Por Estagiário De Lara
Como cidadão e analista atento do cenário político e econômico nacional, venho acompanhando com grande preocupação o atual mandato do presidente Luiz do PT. O que vejo é um ritmo implacável na busca por mais recursos tirados da população.
Desde o início da gestão, o governo federal já editou 43 medidas para aumentar a arrecadação. Isso representa uma nova investida contra o nosso bolso a cada 27 dias. E tudo isso ocorre em meio a sucessivos recordes financeiros, já que fechamos o ano de 2025 com R$ 2,9 trilhões arrecadados, uma alta real de 3,65%.
Peso no bolso
Na minha visão, o pacote tributário da atual gestão sufoca diretamente o contribuinte e freia o nosso desenvolvimento. O histórico que apurei detalha bem o avanço agressivo dessas cobranças. Para se ter uma ideia, já presenciamos a criação ou elevação de impostos em 36 ocasiões diferentes.
- Vimos o fim de cinco propostas que caducaram junto com a Medida Provisória (MP) 1.303, que foi muito bem apelidada pelos críticos de “MP taxa tudo”.

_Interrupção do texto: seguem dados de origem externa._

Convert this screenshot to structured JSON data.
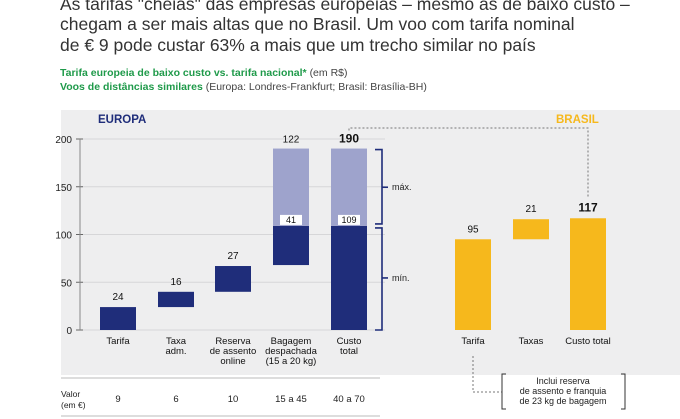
{
  "headline": {
    "line1": "As tarifas \"cheias\" das empresas europeias – mesmo as de baixo custo –",
    "line2": "chegam a ser mais altas que no Brasil. Um voo com tarifa nominal",
    "line3": "de € 9 pode custar 63% a mais que um trecho similar no país"
  },
  "subtitle": {
    "line1_bold": "Tarifa europeia de baixo custo vs. tarifa nacional*",
    "line1_note": "(em R$)",
    "line2_bold": "Voos de distâncias similares",
    "line2_note": "(Europa: Londres-Frankfurt; Brasil: Brasília-BH)"
  },
  "chart_data": {
    "type": "bar",
    "subtype": "waterfall",
    "ylim": [
      0,
      200
    ],
    "yticks": [
      0,
      50,
      100,
      150,
      200
    ],
    "grid": true,
    "groups": [
      {
        "name": "EUROPA",
        "color": "#1f2d7a",
        "bars": [
          {
            "label": [
              "Tarifa"
            ],
            "base": 0,
            "value": 24,
            "label_value": "24"
          },
          {
            "label": [
              "Taxa",
              "adm."
            ],
            "base": 24,
            "value": 16,
            "label_value": "16"
          },
          {
            "label": [
              "Reserva",
              "de assento",
              "online"
            ],
            "base": 40,
            "value": 27,
            "label_value": "27"
          },
          {
            "label": [
              "Bagagem",
              "despachada",
              "(15 a 20 kg)"
            ],
            "base": 68,
            "value": 41,
            "label_value": "41",
            "extension": 81,
            "extension_color": "#9ea3cc",
            "total_label": "122"
          },
          {
            "label": [
              "Custo",
              "total"
            ],
            "base": 0,
            "value": 109,
            "label_value": "109",
            "extension": 81,
            "extension_color": "#9ea3cc",
            "total_label": "190"
          }
        ]
      },
      {
        "name": "BRASIL",
        "color": "#f6b81c",
        "bars": [
          {
            "label": [
              "Tarifa"
            ],
            "base": 0,
            "value": 95,
            "label_value": "95"
          },
          {
            "label": [
              "Taxas"
            ],
            "base": 95,
            "value": 21,
            "label_value": "21"
          },
          {
            "label": [
              "Custo total"
            ],
            "base": 0,
            "value": 117,
            "label_value": "117"
          }
        ]
      }
    ],
    "range_labels": {
      "max": "máx.",
      "min": "mín."
    },
    "annotation": [
      "Inclui reserva",
      "de assento e franquia",
      "de 23 kg de bagagem"
    ],
    "valor_row": {
      "label": [
        "Valor",
        "(em €)"
      ],
      "values": [
        "9",
        "6",
        "10",
        "15 a 45",
        "40 a 70"
      ]
    }
  }
}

- Acompanhamos a execução de outras duas iniciativas de natureza não tributária que completam esse cerco arrecadatório.
Falta de cortes
O que mais me indigna é que a conta nunca fecha pelo lado do governo. Como bem alerta o advogado tributarista e especialista em Governança e Compliance Luís Garcia, a quantidade de medidas para puxar dinheiro é bastante expressiva. O nosso país já lida com uma taxação elevadíssima para os padrões de nações emergentes, consumindo cerca de 34% do nosso Produto Interno Bruto (PIB), um índice pesado e que normalmente só se vê em países desenvolvidos.

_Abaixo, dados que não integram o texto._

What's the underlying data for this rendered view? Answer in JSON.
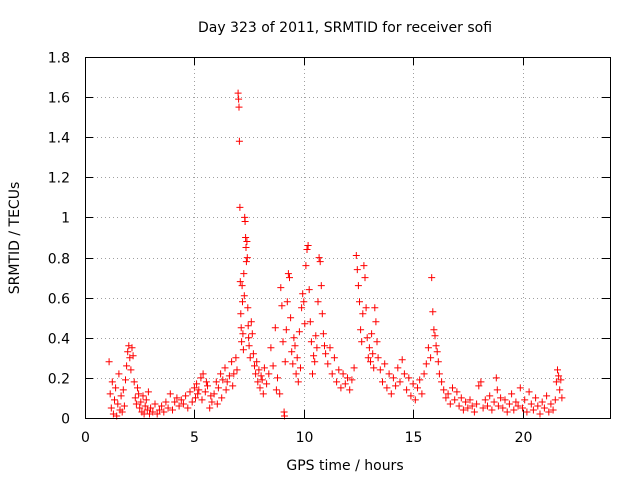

“Trata-se, na prática, de uma estratégia recorrente e preocupante de recomposição fiscal pela via arrecadatória, sem que se observe, na mesma proporção, um esforço de racionalização do gasto público ou de redução estatal”, afirmou Luís Garcia, e eu concordo plenamente com ele.
Economia em freio
O resultado prático dessa política de taxação excessiva que estamos vivendo é o aumento absurdo da pressão sobre as nossas empresas e sobre nós, consumidores. Esse cenário gera uma menor competitividade e espanta qualquer estímulo ao investimento no Brasil.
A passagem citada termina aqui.